Das faszinierendste Kapitel gelingt Lustiger über den bewaffneten Partisanenkampf in den litauischen, ostpolnischen, weißrussischen und ukrainischen Wäldern. Vollkommen erstaunt muß der Leser lernen, daß die Behauptung der Nazis, ein Großteil der Partisanen seien jüdisch, zutreffend ist. Diese Tatsache wollte auch Stalin kurz nach dem Krieg vergessen machen. Er ließ das „Schwarzbuch“, einen Bericht von Ilja Ehrenburg über die Vernichtung der sowjetischen Juden und ihren Partisanenkampf, kurzerhand einstampfen.

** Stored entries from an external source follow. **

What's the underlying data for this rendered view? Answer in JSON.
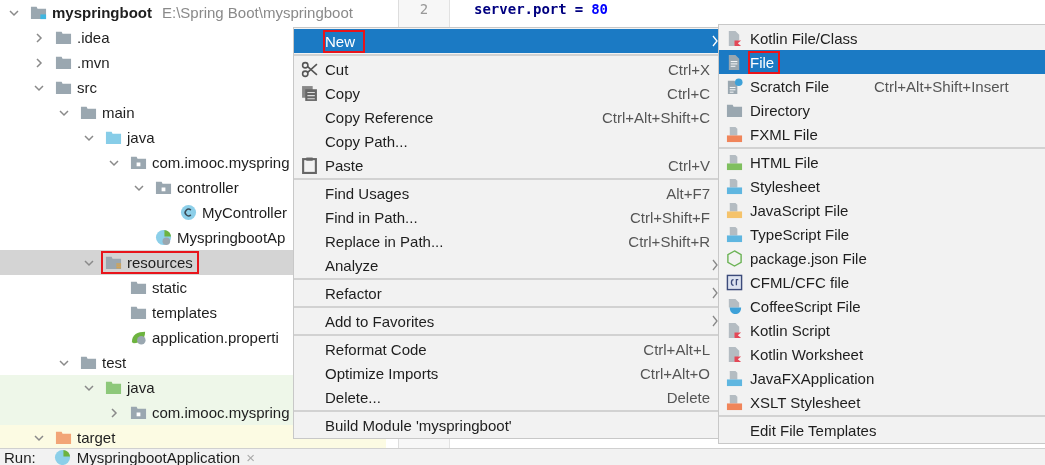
{
  "project_tree": [
    {
      "label": "myspringboot",
      "path": "E:\\Spring Boot\\myspringboot",
      "kind": "module",
      "expanded": true,
      "selected": false,
      "boxed": false,
      "children": [
        {
          "label": ".idea",
          "kind": "folder",
          "expanded": false,
          "selected": false,
          "boxed": false
        },
        {
          "label": ".mvn",
          "kind": "folder",
          "expanded": false,
          "selected": false,
          "boxed": false
        },
        {
          "label": "src",
          "kind": "folder",
          "expanded": true,
          "selected": false,
          "boxed": false,
          "children": [
            {
              "label": "main",
              "kind": "folder",
              "expanded": true,
              "selected": false,
              "boxed": false,
              "children": [
                {
                  "label": "java",
                  "kind": "source",
                  "expanded": true,
                  "selected": false,
                  "boxed": false,
                  "children": [
                    {
                      "label": "com.imooc.myspring",
                      "kind": "package",
                      "expanded": true,
                      "selected": false,
                      "boxed": false,
                      "children": [
                        {
                          "label": "controller",
                          "kind": "package",
                          "expanded": true,
                          "selected": false,
                          "boxed": false,
                          "children": [
                            {
                              "label": "MyController",
                              "kind": "class",
                              "selected": false,
                              "boxed": false
                            }
                          ]
                        },
                        {
                          "label": "MyspringbootAp",
                          "kind": "spring-class",
                          "selected": false,
                          "boxed": false
                        }
                      ]
                    }
                  ]
                },
                {
                  "label": "resources",
                  "kind": "resources",
                  "expanded": true,
                  "selected": true,
                  "boxed": true,
                  "children": [
                    {
                      "label": "static",
                      "kind": "folder",
                      "selected": false,
                      "boxed": false
                    },
                    {
                      "label": "templates",
                      "kind": "folder",
                      "selected": false,
                      "boxed": false
                    },
                    {
                      "label": "application.properti",
                      "kind": "spring-config",
                      "selected": false,
                      "boxed": false
                    }
                  ]
                }
              ]
            },
            {
              "label": "test",
              "kind": "folder",
              "expanded": true,
              "selected": false,
              "boxed": false,
              "children": [
                {
                  "label": "java",
                  "kind": "test-source",
                  "expanded": true,
                  "selected": false,
                  "boxed": false,
                  "color": "#eef7e9",
                  "children": [
                    {
                      "label": "com.imooc.myspring",
                      "kind": "package",
                      "expanded": false,
                      "selected": false,
                      "boxed": false,
                      "color": "#eef7e9"
                    }
                  ]
                }
              ]
            }
          ]
        },
        {
          "label": "target",
          "kind": "excluded",
          "expanded": true,
          "selected": false,
          "boxed": false,
          "color": "#fcfbe3"
        }
      ]
    }
  ],
  "editor": {
    "line_number": "2",
    "code": [
      {
        "kind": "key",
        "text": "server.port"
      },
      {
        "kind": "op",
        "text": "="
      },
      {
        "kind": "number",
        "text": "80"
      }
    ]
  },
  "run_bar": {
    "label": "Run:",
    "tab": "MyspringbootApplication",
    "close": "×"
  },
  "context_menu": [
    {
      "kind": "plain",
      "label": "New",
      "submenu": true,
      "selected": true,
      "boxed": true
    },
    {
      "kind": "separator"
    },
    {
      "kind": "cut",
      "label": "Cut",
      "shortcut": "Ctrl+X",
      "selected": false,
      "boxed": false
    },
    {
      "kind": "copy",
      "label": "Copy",
      "shortcut": "Ctrl+C",
      "selected": false,
      "boxed": false
    },
    {
      "kind": "plain",
      "label": "Copy Reference",
      "shortcut": "Ctrl+Alt+Shift+C",
      "selected": false,
      "boxed": false
    },
    {
      "kind": "plain",
      "label": "Copy Path...",
      "selected": false,
      "boxed": false
    },
    {
      "kind": "paste",
      "label": "Paste",
      "shortcut": "Ctrl+V",
      "selected": false,
      "boxed": false
    },
    {
      "kind": "separator"
    },
    {
      "kind": "plain",
      "label": "Find Usages",
      "shortcut": "Alt+F7",
      "selected": false,
      "boxed": false
    },
    {
      "kind": "plain",
      "label": "Find in Path...",
      "shortcut": "Ctrl+Shift+F",
      "selected": false,
      "boxed": false
    },
    {
      "kind": "plain",
      "label": "Replace in Path...",
      "shortcut": "Ctrl+Shift+R",
      "selected": false,
      "boxed": false
    },
    {
      "kind": "plain",
      "label": "Analyze",
      "submenu": true,
      "selected": false,
      "boxed": false
    },
    {
      "kind": "separator"
    },
    {
      "kind": "plain",
      "label": "Refactor",
      "submenu": true,
      "selected": false,
      "boxed": false
    },
    {
      "kind": "separator"
    },
    {
      "kind": "plain",
      "label": "Add to Favorites",
      "submenu": true,
      "selected": false,
      "boxed": false
    },
    {
      "kind": "separator"
    },
    {
      "kind": "plain",
      "label": "Reformat Code",
      "shortcut": "Ctrl+Alt+L",
      "selected": false,
      "boxed": false
    },
    {
      "kind": "plain",
      "label": "Optimize Imports",
      "shortcut": "Ctrl+Alt+O",
      "selected": false,
      "boxed": false
    },
    {
      "kind": "plain",
      "label": "Delete...",
      "shortcut": "Delete",
      "selected": false,
      "boxed": false
    },
    {
      "kind": "separator"
    },
    {
      "kind": "plain",
      "label": "Build Module 'myspringboot'",
      "selected": false,
      "boxed": false
    }
  ],
  "new_submenu": [
    {
      "kind": "kotlin",
      "label": "Kotlin File/Class",
      "selected": false,
      "boxed": false
    },
    {
      "kind": "file",
      "label": "File",
      "selected": true,
      "boxed": true
    },
    {
      "kind": "scratch",
      "label": "Scratch File",
      "shortcut": "Ctrl+Alt+Shift+Insert",
      "selected": false,
      "boxed": false
    },
    {
      "kind": "directory",
      "label": "Directory",
      "selected": false,
      "boxed": false
    },
    {
      "kind": "fxml",
      "label": "FXML File",
      "selected": false,
      "boxed": false
    },
    {
      "kind": "separator"
    },
    {
      "kind": "html",
      "label": "HTML File",
      "selected": false,
      "boxed": false
    },
    {
      "kind": "css",
      "label": "Stylesheet",
      "selected": false,
      "boxed": false
    },
    {
      "kind": "js",
      "label": "JavaScript File",
      "selected": false,
      "boxed": false
    },
    {
      "kind": "ts",
      "label": "TypeScript File",
      "selected": false,
      "boxed": false
    },
    {
      "kind": "npm",
      "label": "package.json File",
      "selected": false,
      "boxed": false
    },
    {
      "kind": "cfml",
      "label": "CFML/CFC file",
      "selected": false,
      "boxed": false
    },
    {
      "kind": "coffee",
      "label": "CoffeeScript File",
      "selected": false,
      "boxed": false
    },
    {
      "kind": "kotlin-script",
      "label": "Kotlin Script",
      "selected": false,
      "boxed": false
    },
    {
      "kind": "kotlin-script",
      "label": "Kotlin Worksheet",
      "selected": false,
      "boxed": false
    },
    {
      "kind": "javafx",
      "label": "JavaFXApplication",
      "selected": false,
      "boxed": false
    },
    {
      "kind": "xslt",
      "label": "XSLT Stylesheet",
      "selected": false,
      "boxed": false
    },
    {
      "kind": "separator"
    },
    {
      "kind": "plain",
      "label": "Edit File Templates",
      "selected": false,
      "boxed": false
    }
  ]
}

Diese jüdischen Partisanen, die aus den Ghettos heraus in die Wälder flüchteten, kämpften unter unvorstellbar schwierigen Bedingungen. Sie bewegten sich in Ländern, deren Bevölkerung traditionell antisemitisch war. Ein verletzter polnischer Partisan konnte immer noch Unterschlupf bei Bauern suchen, ein jüdischer Partisan hingegen nicht. Sie besaßen wenig Waffen, aber ohne Waffen nahm keine Partisanengruppe sie auf. Sie hatten keine Erfahrung, wie man in den Wäldern lebt, weil die osteuropäischen Juden fast immer nur in Städten lebten. Und mit ihnen aus den Ghettos kamen meistens Hunderte unbewaffneter Menschen, die in sogenannten jüdischen Familienlagern – oft tief in den Sümpfen – hausten und versorgt werden mußten. Und noch eine Besonderheit: In ihren Reihen kämpften viele junge Frauen, was von den nichtjüdischen Partisanen nur schwer akzeptiert wurde. Lustiger berichtet, daß viele nichtjüdische Partisaneneinheiten den aus den Ghettos geflüchteten Frauen die Waffen wegnahmen, sie gar vergewaltigten, sie dem Tod preisgaben. Den Versuch der jüdischen Partisanen, eigene jüdische Einheiten zu bilden, damit die unbewaffneten Familienlager und die Kämpferinnen geschützt seien, verhinderten die von Moskau aus operierenden obersten Partisanenleitungen der Roten Armee.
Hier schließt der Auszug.